Stagecoach has provided services in and around Manchester, and there are further examples in the east Midlands. Again, through working in partnership with local authorities, First has taken over a number of services in Bristol and the south-west, and in Newcastle GoNorthEast took over the QuayLink bus service, which connects key areas of the city and beyond. And this is in an area where the combined authority is actively pursuing proposals for a quality contract scheme.

The industry supports the government’s devolution policy but firmly believes the way forward lies in successful partnership working between operators and local authorities – not in complete local authority control, which would cost the taxpayer even more money. The partnership approach fosters flexible, locally managed commercial bus networks, encourages innovation and ensures that services meet the changing and diverse needs of customers and communities. Councils must recognise this when deciding how to use any new powers they will be given under the devolution agenda.
Pauline Gaunt
Deputy director of communications, Confederation of Passenger Transport UK

At last, an article on the menace of the cuts that are destroying so many bus services outside London. This week swingeing cuts will affect bus services across Hertfordshire. Tory-led Hertfordshire county council is going ahead with cuts that will affect numerous bus services across the county, despite strong opposition from the vast majority of people who responded to its so-called consultations.

Many people will be badly affected, especially those on low incomes who cannot afford a car or taxi and people with mobility problems. If those who have cars use them more often, as is likely to happen, this will mean a rise in air pollution as traffic emissions are the biggest single cause of fine particulate air pollution in Hertfordshire. It is outrageous that this carnage in bus services is hardly included in political debate. Decent bus services are a basic part of the fabric of our lives. Ministers not only don’t know the price of milk or bread. They don’t know the value of bus services, and they don’t care that they don’t know.
Linda Lennard
St Albans district Green party

Thank you, John Harris. At last someone in the national media has noticed that bus services outside London are not as ubiquitous and frequent as they are in the capital.

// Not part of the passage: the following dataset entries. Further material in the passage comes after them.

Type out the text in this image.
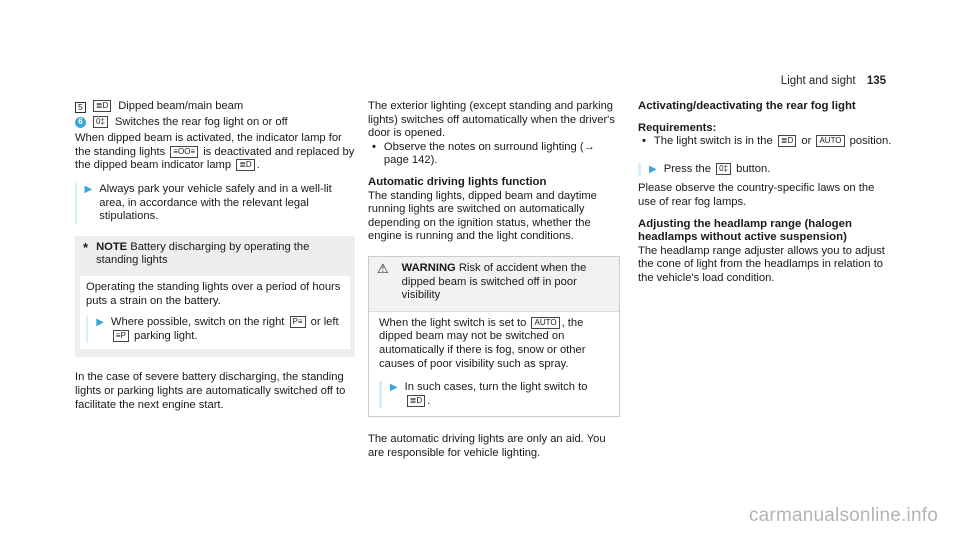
Light and sight 135
5	≣D Dipped beam/main beam
6	0‡ Switches the rear fog light on or off

When dipped beam is activated, the indicator lamp for the standing lights ≡OO≡ is deactivated and replaced by the dipped beam indicator lamp ≣D .

▶ Always park your vehicle safely and in a well-lit area, in accordance with the relevant legal stipulations.
* NOTE Battery discharging by operating the standing lights

Operating the standing lights over a period of hours puts a strain on the battery.

▶ Where possible, switch on the right P≡ or left ≡P parking light.

In the case of severe battery discharging, the standing lights or parking lights are automatically switched off to facilitate the next engine start.

The exterior lighting (except standing and parking lights) switches off automatically when the driver's door is opened.

• Observe the notes on surround lighting (→ page 142).
Automatic driving lights function

The standing lights, dipped beam and daytime running lights are switched on automatically depending on the ignition status, whether the engine is running and the light conditions.

⚠ WARNING Risk of accident when the dipped beam is switched off in poor visibility

When the light switch is set to AUTO , the dipped beam may not be switched on automatically if there is fog, snow or other causes of poor visibility such as spray.

▶ In such cases, turn the light switch to ≣D .

The automatic driving lights are only an aid. You are responsible for vehicle lighting.

Activating/deactivating the rear fog light

Requirements:

• The light switch is in the ≣D or AUTO position.
▶ Press the 0‡ button.

Please observe the country-specific laws on the use of rear fog lamps.

Adjusting the headlamp range (halogen headlamps without active suspension)

The headlamp range adjuster allows you to adjust the cone of light from the headlamps in relation to the vehicle's load condition.

carmanualsonline.info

Last year’s axing exercise in North Yorkshire saved £2m, and they are now proposing further cuts to save £1.5m. Part of the problem is that the council has to compensate the bus firms for journeys made using free passes. This money is supposed to come from government grants and there is plainly a shortfall. David Cameron’s electoral pledge to keep the passes is therefore meaningless. A free bus pass is useless without buses.

To get these figures into perspective for Londoners, I have calculated that £2m would pay for just 16 metres of Crossrail.